Ada juga kekhawatiran bahwa hype baru-baru ini atas AI generatif bisa mengaburkan risiko yang ditimbulkan oleh teknologi AI lainnya, kata para ahli. Dengan para eksekutif teknologi terkemuka seperti Musk, Zuckerberg dan Altman sering menghabiskan waktu mereka di Capitol Hill dengan ditanyai tentang “risiko peradaban” spekulatif dari teknologi ini, ada perhatian yang lebih sedikit yang diberikan pada efek sehari-hari ketika sistem ini salah jalur, seperti kasus terdokumentasi perangkat lunak pengenalan wajah yang salah mengidentifikasi seseorang yang telah ditangkap.

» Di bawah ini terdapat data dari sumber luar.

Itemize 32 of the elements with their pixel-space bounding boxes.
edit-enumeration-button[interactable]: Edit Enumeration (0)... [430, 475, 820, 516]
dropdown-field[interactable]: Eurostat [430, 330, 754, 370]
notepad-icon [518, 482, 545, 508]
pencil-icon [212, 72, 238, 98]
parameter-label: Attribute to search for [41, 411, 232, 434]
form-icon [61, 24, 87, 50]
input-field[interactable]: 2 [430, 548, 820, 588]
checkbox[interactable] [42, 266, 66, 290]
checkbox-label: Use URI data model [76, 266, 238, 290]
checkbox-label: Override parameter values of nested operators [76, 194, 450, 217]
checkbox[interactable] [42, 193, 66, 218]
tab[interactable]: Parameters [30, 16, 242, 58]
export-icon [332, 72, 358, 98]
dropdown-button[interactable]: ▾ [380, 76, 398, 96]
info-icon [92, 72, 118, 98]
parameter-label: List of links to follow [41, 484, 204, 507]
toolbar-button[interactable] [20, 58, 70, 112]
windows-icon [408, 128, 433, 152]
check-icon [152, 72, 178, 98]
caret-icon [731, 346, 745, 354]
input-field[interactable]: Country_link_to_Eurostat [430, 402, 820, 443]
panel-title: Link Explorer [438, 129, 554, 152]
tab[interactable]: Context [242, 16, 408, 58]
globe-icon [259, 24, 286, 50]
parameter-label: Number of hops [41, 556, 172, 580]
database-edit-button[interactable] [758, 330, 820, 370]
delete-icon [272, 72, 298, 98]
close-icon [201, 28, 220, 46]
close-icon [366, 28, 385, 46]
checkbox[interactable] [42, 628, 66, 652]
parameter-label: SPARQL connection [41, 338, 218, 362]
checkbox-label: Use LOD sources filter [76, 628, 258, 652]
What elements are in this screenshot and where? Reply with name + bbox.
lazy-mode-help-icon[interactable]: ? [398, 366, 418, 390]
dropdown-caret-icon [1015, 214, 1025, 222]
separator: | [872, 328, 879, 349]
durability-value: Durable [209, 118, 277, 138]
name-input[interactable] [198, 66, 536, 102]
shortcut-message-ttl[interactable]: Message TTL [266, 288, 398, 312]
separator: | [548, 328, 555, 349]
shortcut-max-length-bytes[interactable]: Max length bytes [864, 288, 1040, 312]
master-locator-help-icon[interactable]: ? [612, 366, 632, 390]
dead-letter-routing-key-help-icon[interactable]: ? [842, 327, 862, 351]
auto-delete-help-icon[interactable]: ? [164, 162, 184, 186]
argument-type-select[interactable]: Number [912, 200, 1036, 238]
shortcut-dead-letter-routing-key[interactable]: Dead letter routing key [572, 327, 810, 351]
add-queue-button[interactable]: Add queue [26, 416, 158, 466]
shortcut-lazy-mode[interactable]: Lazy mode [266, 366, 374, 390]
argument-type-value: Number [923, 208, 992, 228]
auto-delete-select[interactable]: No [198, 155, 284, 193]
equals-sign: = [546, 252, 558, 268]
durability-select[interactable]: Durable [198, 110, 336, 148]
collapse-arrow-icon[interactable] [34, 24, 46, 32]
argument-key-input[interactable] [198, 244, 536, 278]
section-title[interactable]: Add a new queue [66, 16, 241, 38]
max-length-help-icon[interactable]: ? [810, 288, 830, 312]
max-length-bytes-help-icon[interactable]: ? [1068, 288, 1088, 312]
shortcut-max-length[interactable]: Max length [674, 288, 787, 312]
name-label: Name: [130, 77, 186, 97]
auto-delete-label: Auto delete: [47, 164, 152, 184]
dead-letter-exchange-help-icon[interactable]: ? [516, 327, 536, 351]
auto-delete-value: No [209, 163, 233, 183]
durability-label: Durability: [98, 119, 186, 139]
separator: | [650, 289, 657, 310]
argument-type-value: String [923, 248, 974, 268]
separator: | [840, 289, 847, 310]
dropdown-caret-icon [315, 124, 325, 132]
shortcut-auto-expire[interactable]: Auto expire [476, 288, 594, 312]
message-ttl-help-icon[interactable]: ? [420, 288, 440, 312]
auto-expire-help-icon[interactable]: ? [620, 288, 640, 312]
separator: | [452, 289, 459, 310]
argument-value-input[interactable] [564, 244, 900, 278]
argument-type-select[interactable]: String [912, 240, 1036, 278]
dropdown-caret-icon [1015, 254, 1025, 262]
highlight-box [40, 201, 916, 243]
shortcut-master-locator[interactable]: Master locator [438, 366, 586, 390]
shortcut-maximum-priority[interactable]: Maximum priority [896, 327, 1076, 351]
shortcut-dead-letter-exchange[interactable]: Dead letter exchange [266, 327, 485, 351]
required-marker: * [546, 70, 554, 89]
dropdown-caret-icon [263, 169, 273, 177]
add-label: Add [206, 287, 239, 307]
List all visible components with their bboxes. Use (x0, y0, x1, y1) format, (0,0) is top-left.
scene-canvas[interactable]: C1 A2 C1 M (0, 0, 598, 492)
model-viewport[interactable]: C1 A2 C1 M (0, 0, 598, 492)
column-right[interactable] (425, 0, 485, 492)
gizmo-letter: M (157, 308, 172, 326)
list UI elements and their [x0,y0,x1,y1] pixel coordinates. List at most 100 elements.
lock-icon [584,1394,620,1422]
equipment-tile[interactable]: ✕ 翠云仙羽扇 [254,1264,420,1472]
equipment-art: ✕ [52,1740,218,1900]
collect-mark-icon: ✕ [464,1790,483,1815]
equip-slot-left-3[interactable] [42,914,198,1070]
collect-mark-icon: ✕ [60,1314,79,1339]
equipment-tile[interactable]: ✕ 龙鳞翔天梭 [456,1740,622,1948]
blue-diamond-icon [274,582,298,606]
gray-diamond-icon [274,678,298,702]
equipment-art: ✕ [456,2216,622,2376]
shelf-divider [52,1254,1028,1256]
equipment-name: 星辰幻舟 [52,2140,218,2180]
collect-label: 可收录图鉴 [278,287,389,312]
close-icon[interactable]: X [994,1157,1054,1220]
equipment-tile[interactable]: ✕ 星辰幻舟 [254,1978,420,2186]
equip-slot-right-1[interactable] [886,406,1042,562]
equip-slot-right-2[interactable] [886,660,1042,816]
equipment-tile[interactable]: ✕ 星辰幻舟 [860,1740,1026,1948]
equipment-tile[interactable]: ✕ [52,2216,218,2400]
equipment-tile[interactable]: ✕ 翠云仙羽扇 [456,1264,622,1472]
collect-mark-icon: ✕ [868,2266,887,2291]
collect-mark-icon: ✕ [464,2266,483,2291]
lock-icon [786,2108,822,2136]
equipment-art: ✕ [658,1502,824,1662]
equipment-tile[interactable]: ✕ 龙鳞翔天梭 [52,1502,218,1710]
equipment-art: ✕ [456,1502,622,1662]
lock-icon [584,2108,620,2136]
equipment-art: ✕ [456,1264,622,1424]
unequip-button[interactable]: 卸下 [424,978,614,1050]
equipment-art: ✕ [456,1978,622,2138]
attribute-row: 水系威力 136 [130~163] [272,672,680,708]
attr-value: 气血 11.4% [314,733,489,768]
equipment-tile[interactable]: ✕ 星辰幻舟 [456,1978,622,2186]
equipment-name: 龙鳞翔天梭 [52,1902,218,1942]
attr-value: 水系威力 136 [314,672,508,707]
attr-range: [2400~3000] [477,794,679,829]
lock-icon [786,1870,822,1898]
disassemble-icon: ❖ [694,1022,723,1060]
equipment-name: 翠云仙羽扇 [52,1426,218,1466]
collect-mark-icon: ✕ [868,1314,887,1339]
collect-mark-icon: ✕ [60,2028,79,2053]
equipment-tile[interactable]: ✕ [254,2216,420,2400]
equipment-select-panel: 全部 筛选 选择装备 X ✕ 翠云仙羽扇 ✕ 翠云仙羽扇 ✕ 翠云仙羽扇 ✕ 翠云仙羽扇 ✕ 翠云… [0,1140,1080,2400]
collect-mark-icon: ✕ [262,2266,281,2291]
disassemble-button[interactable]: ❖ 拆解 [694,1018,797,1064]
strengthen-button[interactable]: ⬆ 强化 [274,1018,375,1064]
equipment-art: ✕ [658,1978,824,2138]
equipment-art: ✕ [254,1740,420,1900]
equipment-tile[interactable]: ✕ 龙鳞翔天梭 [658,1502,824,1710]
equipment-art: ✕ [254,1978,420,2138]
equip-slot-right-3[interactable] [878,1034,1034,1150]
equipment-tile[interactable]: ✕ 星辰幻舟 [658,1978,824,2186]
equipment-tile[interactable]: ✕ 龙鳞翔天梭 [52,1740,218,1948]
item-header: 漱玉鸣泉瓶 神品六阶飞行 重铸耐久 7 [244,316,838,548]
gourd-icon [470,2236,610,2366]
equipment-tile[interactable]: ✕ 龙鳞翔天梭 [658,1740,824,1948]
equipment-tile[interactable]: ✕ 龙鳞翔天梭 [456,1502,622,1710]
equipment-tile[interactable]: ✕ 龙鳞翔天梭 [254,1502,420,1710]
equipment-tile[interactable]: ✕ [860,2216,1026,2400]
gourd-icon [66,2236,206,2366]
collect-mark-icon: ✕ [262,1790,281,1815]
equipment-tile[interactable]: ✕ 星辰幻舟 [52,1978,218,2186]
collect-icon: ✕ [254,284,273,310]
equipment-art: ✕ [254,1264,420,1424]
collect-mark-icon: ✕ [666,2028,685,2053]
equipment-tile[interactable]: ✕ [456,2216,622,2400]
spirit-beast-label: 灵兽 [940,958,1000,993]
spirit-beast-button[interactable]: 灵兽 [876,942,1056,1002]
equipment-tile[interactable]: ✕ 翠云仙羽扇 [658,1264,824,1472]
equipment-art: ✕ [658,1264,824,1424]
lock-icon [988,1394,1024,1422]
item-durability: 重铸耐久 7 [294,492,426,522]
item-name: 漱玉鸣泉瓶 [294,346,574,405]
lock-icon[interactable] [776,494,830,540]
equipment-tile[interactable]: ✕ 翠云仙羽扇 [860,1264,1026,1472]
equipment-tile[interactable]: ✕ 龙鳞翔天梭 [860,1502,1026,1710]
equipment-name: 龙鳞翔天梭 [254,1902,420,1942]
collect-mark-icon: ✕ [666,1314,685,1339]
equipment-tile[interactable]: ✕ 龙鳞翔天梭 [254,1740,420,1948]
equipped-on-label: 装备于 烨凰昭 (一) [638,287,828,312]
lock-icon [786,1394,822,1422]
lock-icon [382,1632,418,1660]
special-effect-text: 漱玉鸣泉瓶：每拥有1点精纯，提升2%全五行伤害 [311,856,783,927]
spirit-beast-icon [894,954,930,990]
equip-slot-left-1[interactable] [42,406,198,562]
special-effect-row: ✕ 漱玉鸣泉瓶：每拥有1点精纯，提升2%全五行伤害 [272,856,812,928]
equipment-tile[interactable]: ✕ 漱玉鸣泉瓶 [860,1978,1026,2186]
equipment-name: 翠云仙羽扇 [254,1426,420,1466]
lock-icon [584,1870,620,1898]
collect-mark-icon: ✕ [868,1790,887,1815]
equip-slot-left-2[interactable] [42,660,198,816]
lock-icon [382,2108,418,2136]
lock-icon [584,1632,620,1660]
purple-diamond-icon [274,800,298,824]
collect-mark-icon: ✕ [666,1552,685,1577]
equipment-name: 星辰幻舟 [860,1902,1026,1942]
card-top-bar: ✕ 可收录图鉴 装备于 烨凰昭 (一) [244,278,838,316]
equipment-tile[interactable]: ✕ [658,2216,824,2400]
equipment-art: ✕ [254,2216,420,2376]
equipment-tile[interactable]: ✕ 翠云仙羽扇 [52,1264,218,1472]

Dalam dengar pendapat lain minggu ini, para eksekutif teknologi mendesak subkomite Yudisial Senat untuk membuat rem darurat bagi sistem AI yang mengendalikan infrastruktur penting untuk memastikan bahwa mereka tidak dapat menyebabkan bahaya. “Jika sebuah perusahaan ingin menggunakan AI untuk, katakanlah, mengendalikan jaringan listrik atau semua mobil self-driving di jalan raya kita atau pasokan air… kita membutuhkan rem pengaman, sama seperti kita memiliki pemutus sirkuit di setiap gedung dan rumah di negara ini,” kata Presiden Microsoft Brad Smith pada hari Selasa. “Mungkin itu salah satu hal terpenting yang perlu kita lakukan sehingga kita memastikan bahwa ancaman yang banyak orang khawatirkan tetap menjadi bagian dari fiksi ilmiah dan tidak menjadi kenyataan baru.”
Minggu lalu, dua pemimpin Subkomite Privasi, Teknologi, dan Hukum Komite Yudisial Senat, Sens. Richard Blumenthal, D-Conn., dan Hawley, merilis cetak biru untuk “perlindungan AI yang dapat ditegakkan” yang mencakup pembentukan badan pengawas independen yang harus didaftarkan oleh perusahaan AI. Itu juga mengusulkan bahwa perusahaan AI harus memikul tanggung jawab hukum “ketika model dan sistem mereka melanggar privasi, melanggar hak sipil, atau sebaliknya menyebabkan bahaya yang dapat dikenali.”
Menambah rasa urgensi adalah kesepakatan luas di antara para pembuat undang-undang bahwa Kongres bertindak terlalu lambat ketika datang untuk mengatur teknologi baru yang muncul, seperti platform media sosial, di masa lalu. “Kami tidak ingin melakukan apa yang kami lakukan dengan media sosial,” kata Ketua Komite Intelijen Senat Mark Warner, D-Va., kepada wartawan setelah pertemuan Rabu, “yang adalah membiarkan para teknolog mengurainya, dan kami akan memperbaikinya nanti.”